Esos costes son absolutamente reales. Simplemente se pagan en una moneda que tu equipo financiero no puede ver en un extracto — y por eso, a las 3 de la madrugada, el coste invisible siempre gana la discusión contra el visible.
Eso lo hizo el modelo de precios. No el ingeniero.
Qué hacemos nosotros en su lugar
Facturación por segundo, y sin compromisos que deshacer. Un redimensionado cuesta lo que realmente vale: los segundos durante los que lo usas.
Escala hacia arriba a las 3 de la madrugada. Vuelve a escalar hacia abajo a las 9 de la mañana, cuando estés despierto, con cafeína en el cuerpo y puedas leer la gráfica como es debido. Pagas seis horas de una máquina más grande, y esa es toda la consecuencia. No hay redondeo por horas que comprar para pasar de largo, ni plan de reservadas que cuadrar, ni segunda factura por capacidad que ya prometiste comprar — porque nunca prometiste comprar ninguna.

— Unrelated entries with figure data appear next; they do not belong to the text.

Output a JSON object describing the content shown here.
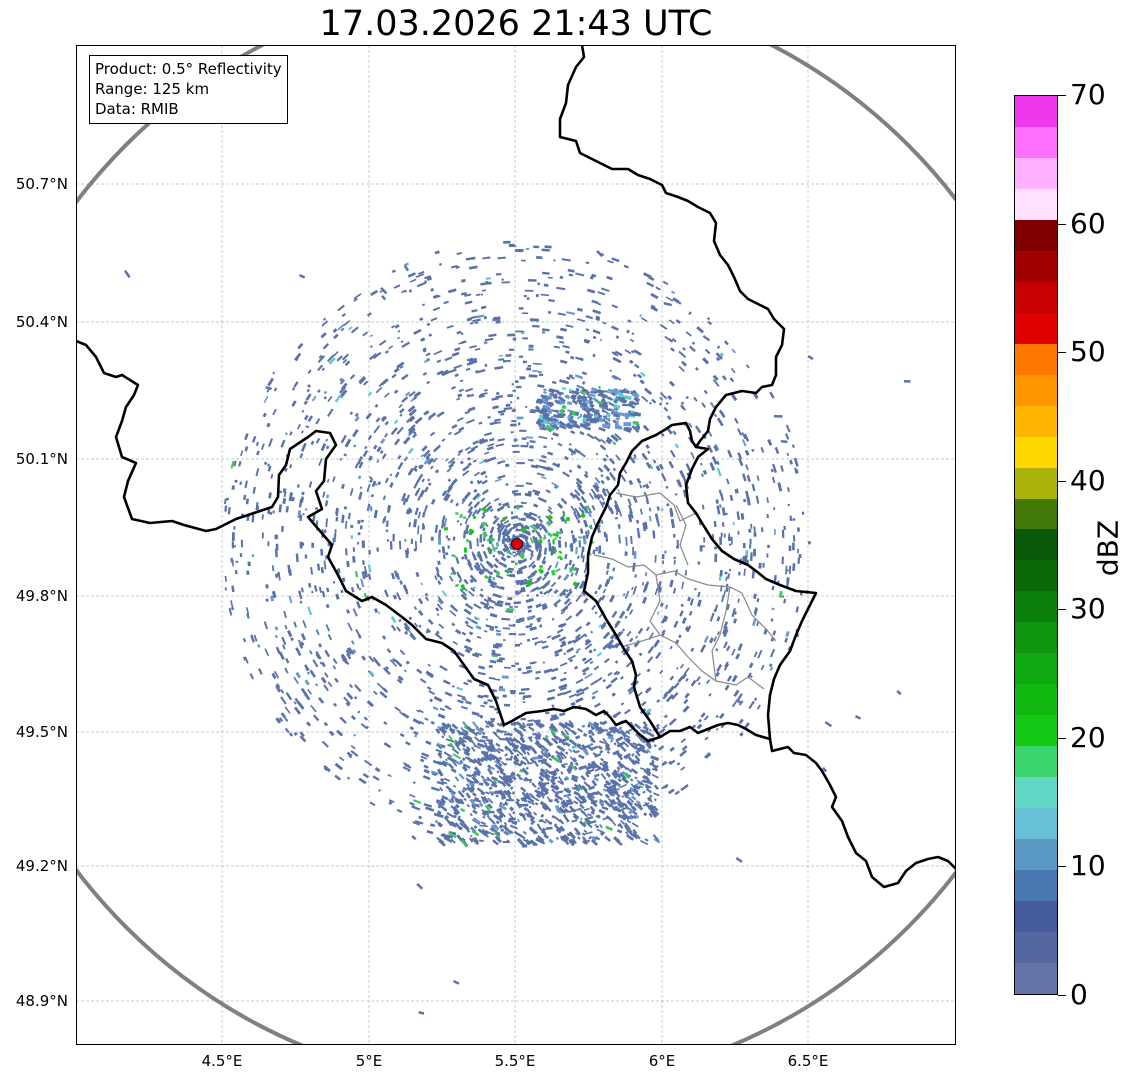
{
  "title": "17.03.2026 21:43 UTC",
  "info": {
    "product": "Product: 0.5° Reflectivity",
    "range": "Range: 125 km",
    "source": "Data: RMIB"
  },
  "latitude_labels": [
    "50.7°N",
    "50.4°N",
    "50.1°N",
    "49.8°N",
    "49.5°N",
    "49.2°N",
    "48.9°N"
  ],
  "longitude_labels": [
    "4.5°E",
    "5°E",
    "5.5°E",
    "6°E",
    "6.5°E"
  ],
  "map_extent": {
    "lon_min": 4.0,
    "lon_max": 7.0,
    "lat_min": 48.8,
    "lat_max": 51.0
  },
  "radar_site": {
    "lon": 5.505,
    "lat": 49.914
  },
  "range_km": 125,
  "colorbar": {
    "label": "dBZ",
    "tick_labels": [
      "0",
      "10",
      "20",
      "30",
      "40",
      "50",
      "60",
      "70"
    ],
    "min": 0,
    "max": 70,
    "step": 2.5,
    "colors": [
      "#6474a8",
      "#5468a0",
      "#465c9c",
      "#4a78b0",
      "#5a9ac4",
      "#66c0d8",
      "#5ed8c4",
      "#3cd46c",
      "#14c814",
      "#10b810",
      "#10a810",
      "#0e960e",
      "#0a800a",
      "#0a6a0a",
      "#0a5a0a",
      "#447a0a",
      "#aab40a",
      "#ffd800",
      "#ffb400",
      "#ff9600",
      "#ff7800",
      "#e00000",
      "#c80000",
      "#a00000",
      "#800000",
      "#ffe0ff",
      "#ffb0ff",
      "#ff70ff",
      "#ee38ee"
    ]
  },
  "echo_colors": {
    "weak": "#5a72aa",
    "light": "#6a9ad0",
    "moderate": "#5ec8d0",
    "green": "#3cc85a",
    "bright": "#14c814"
  },
  "border_color": "#000000",
  "admin_color": "#888888",
  "range_ring_color": "#808080",
  "site_color": "#e00000"
}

Una VM parada deja de facturar cómputo. Apaga una máquina y los núcleos y la memoria dejan de costarte en el momento en que se detiene, no al empezar la siguiente hora.
Y la advertencia, porque preferimos que la oigas de nosotros antes de que la encuentres en un extracto: el almacenamiento sigue facturando mientras el disco exista. Parar la VM no hace que su volumen salga gratis. Esos bytes siguen sentados en nuestros discos, siguen reservados para ti, siguen costándonos algo de mantener. El cómputo se detiene. El almacenamiento no. Si quieres que el almacenamiento se detenga, tienes que borrar el volumen — y no deberías hacerlo hasta que tengas un backup, que, como ya hemos escrito en otro sitio, no es lo mismo que un snapshot.
Nada de esto es una innovación ingeniosa de precios. Es solo la ausencia de la maquinaria que hizo caro el redimensionado en primer lugar. Quita el redondeo por horas, los compromisos plurianuales y los tramos de descuento que tienes que modelar en una hoja de cálculo, y lo que queda es la verdad aburrida: alquilas una máquina, pagas por el tiempo que la tuviste, la devuelves.
La decisión correcta a las 3 de la madrugada es hacer la máquina más grande y volver a la cama.
Tu modelo de precios debería dejarte.